5ー3

「あんたが、それを叶えてくれるっていうのか?」

 ジルは、男に疑心をにじませながらも、期待に声が震えていた。

「私には、魔術に心得こころえがある者を知っている。だが同じ天の国に入れるかは保証できない。あくまで再会ができるということだ」

 ジルは私の言葉に合点がいったのか「やっぱりそうだろうな」と、苦笑まじりに呟いた。

「まあいい、死して再会できるなら構わない。頼む」

 ジルは独房の中で深々と頭を下げた。


 ✳︎


「ご主人様、あんな約束をされてよろしかったのですか?」

「ルニアは私の言葉が信じられないか?」

 ルニアは滅相もないといった風にかぶりを振って否定した。

「まあ信じろというのもいささか乱暴かもしれないな。私はあまりの才能はなくてね。よく師にも叱られたものだよ」

 ルニアが暫く私の言葉に言葉を失っている。

「ああ、ルニアに話すのは初めてかもしれないな。私には魔術のいろはを教えてくれた師匠がいる。
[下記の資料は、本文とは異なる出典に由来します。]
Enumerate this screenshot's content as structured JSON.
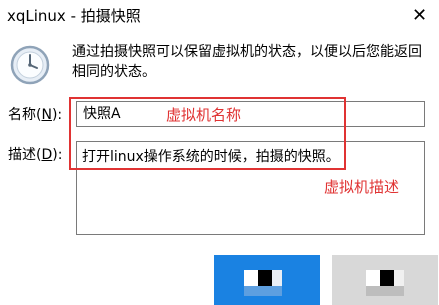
{
  "window": {
    "title": "xqLinux - 拍摄快照",
    "close_glyph": "✕"
  },
  "info": {
    "icon": "clock-icon",
    "text": "通过拍摄快照可以保留虚拟机的状态，以便以后您能返回相同的状态。"
  },
  "form": {
    "name_label_prefix": "名称(",
    "name_label_accel": "N",
    "name_label_suffix": "):",
    "name_value": "快照A",
    "desc_label_prefix": "描述(",
    "desc_label_accel": "D",
    "desc_label_suffix": "):",
    "desc_value": "打开linux操作系统的时候，拍摄的快照。"
  },
  "annotations": {
    "name_note": "虚拟机名称",
    "desc_note": "虚拟机描述",
    "color": "#e03333"
  },
  "buttons": {
    "ok_color": "#1a82e2",
    "cancel_color": "#d8d8d8"
  }
}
名前はモルガナ。気難しい方だが頼りになる存在だ」

「気難しいとは失礼な弟子だな」

 しわがれた声で話しかけてきた一羽のカラス。

 ルニアはその衝撃に口を魚のように開閉させていた。

「噂をすればですね。師、お久しぶりです」

 男はうやうやしくカラスの姿で現れた師ーーモルガナにかしずいたのだった。